Child welfare officials had said they feared for the baby's life because of the couple's beliefs. The couple's lawyer told the judge that the baby welfare workers thought was due in late December had been lost in November.

The bizarre stand-off between the couple and the state has gripped Boston for the past few weeks. The Christian Scientist Church, which also advocates healing through faith, has its headquarters in Boston. The couple's lawyer told a court at a contempt hearing yesterday: "Mrs Corneau realised she did not feel the baby moving. Shortly thereafter she expelled a dead and decomposed fetus. There is no live baby Corneau."

On Monday, the couple, who have already had four of their children taken from them and placed with relatives who are not members of the sect, lost an appeal that had been lodged with the State Supreme Court. They had argued that their right to avoid self-incrimination meant they did not have to reveal the child's whereabouts or surrender it. In 1999, Mrs Corneau lost a boy during a home birth. The infant's body was buried secretly in a remote forest in Maine alongside an infant cousin who had been allowed to starve to death by cult members, the authorities said. In 2000, Mrs Corneau gave birth to another child in a state prison.

By rejecting the pair's appeal, the Supreme Court appeared to set the scene for their imprisonment. "The logical extension of the argument would be that in every abuse and neglect case, parents could withhold production of children for identification purposes merely by invoking their rights against self-incrimination," Justice Roderick Ireland told the couple.

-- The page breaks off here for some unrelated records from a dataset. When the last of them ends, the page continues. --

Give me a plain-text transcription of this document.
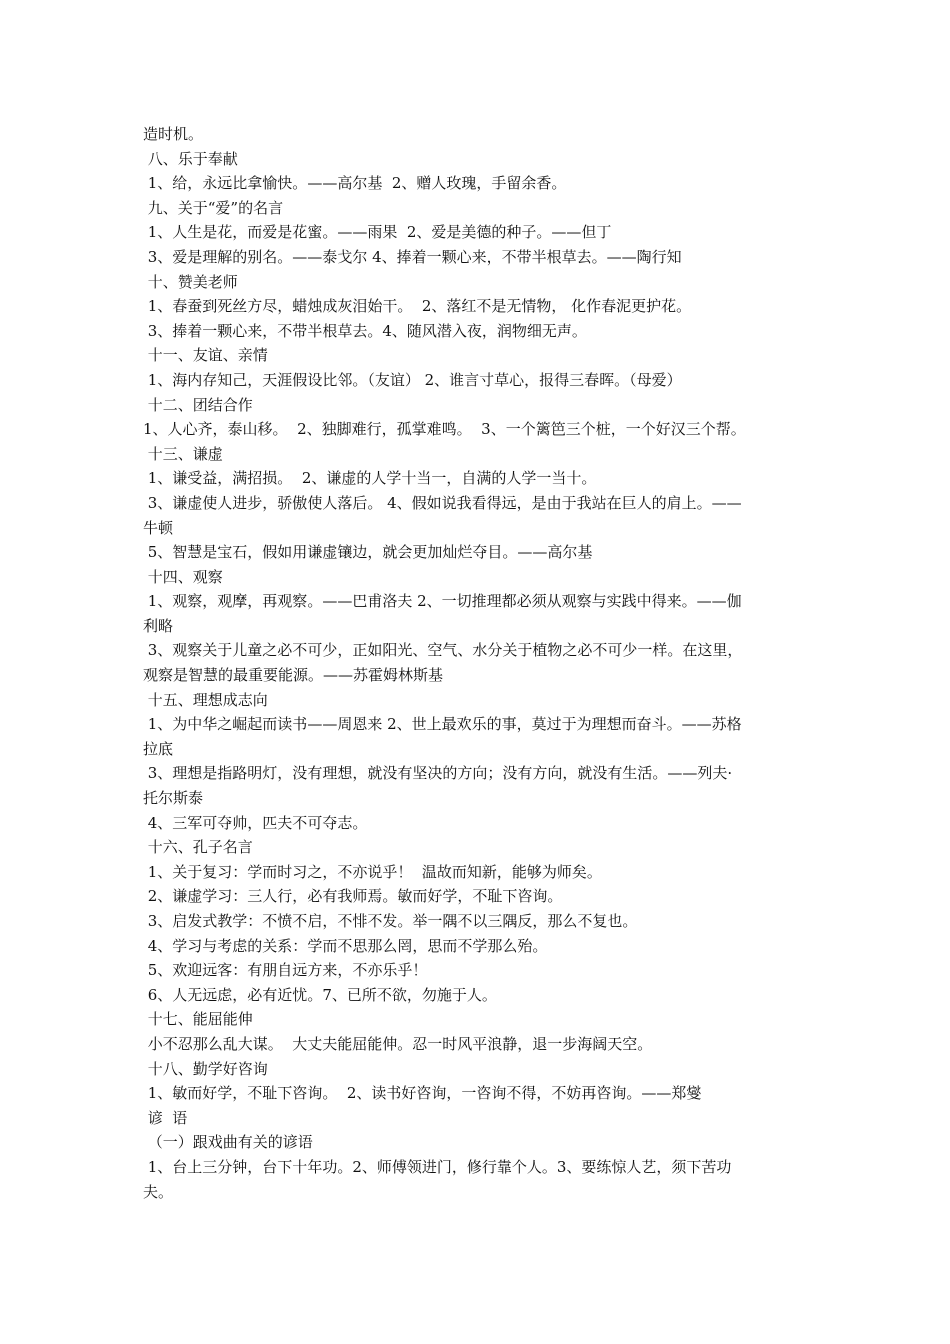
造时机。

八、乐于奉献

1、给，永远比拿愉快。——高尔基  2、赠人玫瑰，手留余香。

九、关于“爱”的名言

1、人生是花，而爱是花蜜。——雨果  2、爱是美德的种子。——但丁

3、爱是理解的别名。——泰戈尔 4、捧着一颗心来，不带半根草去。——陶行知

十、赞美老师

1、春蚕到死丝方尽，蜡烛成灰泪始干。  2、落红不是无情物， 化作春泥更护花。

3、捧着一颗心来，不带半根草去。4、随风潜入夜，润物细无声。

十一、友谊、亲情

1、海内存知己，天涯假设比邻。（友谊） 2、谁言寸草心，报得三春晖。（母爱）

十二、团结合作

1、人心齐，泰山移。  2、独脚难行，孤掌难鸣。  3、一个篱笆三个桩，一个好汉三个帮。

十三、谦虚

1、谦受益，满招损。  2、谦虚的人学十当一，自满的人学一当十。

3、谦虚使人进步，骄傲使人落后。 4、假如说我看得远，是由于我站在巨人的肩上。——

牛顿

5、智慧是宝石，假如用谦虚镶边，就会更加灿烂夺目。——高尔基

十四、观察

1、观察，观摩，再观察。——巴甫洛夫 2、一切推理都必须从观察与实践中得来。——伽

利略

3、观察关于儿童之必不可少，正如阳光、空气、水分关于植物之必不可少一样。在这里，

观察是智慧的最重要能源。——苏霍姆林斯基

十五、理想成志向

1、为中华之崛起而读书——周恩来 2、世上最欢乐的事，莫过于为理想而奋斗。——苏格

拉底

3、理想是指路明灯，没有理想，就没有坚决的方向；没有方向，就没有生活。——列夫·

托尔斯泰

4、三军可夺帅，匹夫不可夺志。

十六、孔子名言

1、关于复习：学而时习之，不亦说乎！  温故而知新，能够为师矣。

2、谦虚学习：三人行，必有我师焉。敏而好学，不耻下咨询。

3、启发式教学：不愤不启，不悱不发。举一隅不以三隅反，那么不复也。

4、学习与考虑的关系：学而不思那么罔，思而不学那么殆。

5、欢迎远客：有朋自远方来，不亦乐乎！

6、人无远虑，必有近忧。7、已所不欲，勿施于人。

十七、能屈能伸

小不忍那么乱大谋。  大丈夫能屈能伸。忍一时风平浪静，退一步海阔天空。

十八、勤学好咨询

1、敏而好学，不耻下咨询。  2、读书好咨询，一咨询不得，不妨再咨询。——郑燮

谚  语

（一）跟戏曲有关的谚语

1、台上三分钟，台下十年功。2、师傅领进门，修行靠个人。3、要练惊人艺，须下苦功

夫。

"I recognise that 'the custody, care and nurture of the child reside first in the parents', but the rights of parenthood are not beyond limitation," the judge added. "Indeed, parents may be free to become martyrs themselves, but it does not follow they are free, in identical circumstances, to make martyrs of their children."

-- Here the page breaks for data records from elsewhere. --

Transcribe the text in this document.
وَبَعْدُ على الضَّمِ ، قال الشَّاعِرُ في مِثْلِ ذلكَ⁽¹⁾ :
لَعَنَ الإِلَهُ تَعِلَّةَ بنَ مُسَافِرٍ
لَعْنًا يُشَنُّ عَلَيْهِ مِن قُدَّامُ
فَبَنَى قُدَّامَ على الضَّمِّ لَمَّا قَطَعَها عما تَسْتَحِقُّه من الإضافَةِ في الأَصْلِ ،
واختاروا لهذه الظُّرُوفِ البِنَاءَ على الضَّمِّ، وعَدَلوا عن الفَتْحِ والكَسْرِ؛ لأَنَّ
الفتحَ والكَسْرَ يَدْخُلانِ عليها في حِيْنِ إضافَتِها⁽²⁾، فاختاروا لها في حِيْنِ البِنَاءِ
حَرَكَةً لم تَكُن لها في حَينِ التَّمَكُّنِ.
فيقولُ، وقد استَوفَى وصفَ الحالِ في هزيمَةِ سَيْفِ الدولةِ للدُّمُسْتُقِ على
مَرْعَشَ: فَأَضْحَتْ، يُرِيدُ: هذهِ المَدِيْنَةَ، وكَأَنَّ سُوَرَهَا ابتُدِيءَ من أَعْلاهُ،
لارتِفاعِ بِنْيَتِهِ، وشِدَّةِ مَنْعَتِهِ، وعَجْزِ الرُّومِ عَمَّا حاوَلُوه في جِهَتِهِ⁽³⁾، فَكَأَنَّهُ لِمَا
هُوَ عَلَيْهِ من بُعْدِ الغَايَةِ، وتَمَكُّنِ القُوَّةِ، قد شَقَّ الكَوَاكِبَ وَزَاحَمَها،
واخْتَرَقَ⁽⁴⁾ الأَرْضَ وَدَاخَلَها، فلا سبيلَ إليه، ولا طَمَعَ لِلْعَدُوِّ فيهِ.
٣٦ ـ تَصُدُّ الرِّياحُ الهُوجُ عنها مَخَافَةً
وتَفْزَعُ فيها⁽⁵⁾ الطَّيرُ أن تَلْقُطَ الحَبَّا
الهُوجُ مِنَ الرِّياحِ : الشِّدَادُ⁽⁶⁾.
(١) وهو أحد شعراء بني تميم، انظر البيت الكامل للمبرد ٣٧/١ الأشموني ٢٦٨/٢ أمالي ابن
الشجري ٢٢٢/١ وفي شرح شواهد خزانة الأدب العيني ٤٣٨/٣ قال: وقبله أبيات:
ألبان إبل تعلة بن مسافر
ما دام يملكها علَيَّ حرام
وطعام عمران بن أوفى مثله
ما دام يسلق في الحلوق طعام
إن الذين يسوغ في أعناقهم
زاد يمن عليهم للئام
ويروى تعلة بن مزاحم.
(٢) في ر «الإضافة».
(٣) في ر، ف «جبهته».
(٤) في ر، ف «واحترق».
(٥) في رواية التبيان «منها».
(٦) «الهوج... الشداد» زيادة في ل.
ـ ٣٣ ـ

The Department of Social Services had not commented on the couple's latest claim about the miscarriage. A spokesperson had welcomed the Supreme Court ruling on Monday as a "victory for all children whose safety has been jeopardised by their own parents".

But she added that the state may not gain custody of the child, if one exists and the couple still refuses to co-operate. "It stymies us, which is extremely frustrating because of the sense of urgency about finding the baby," she said. "The point right now is 'Can we find this baby'?"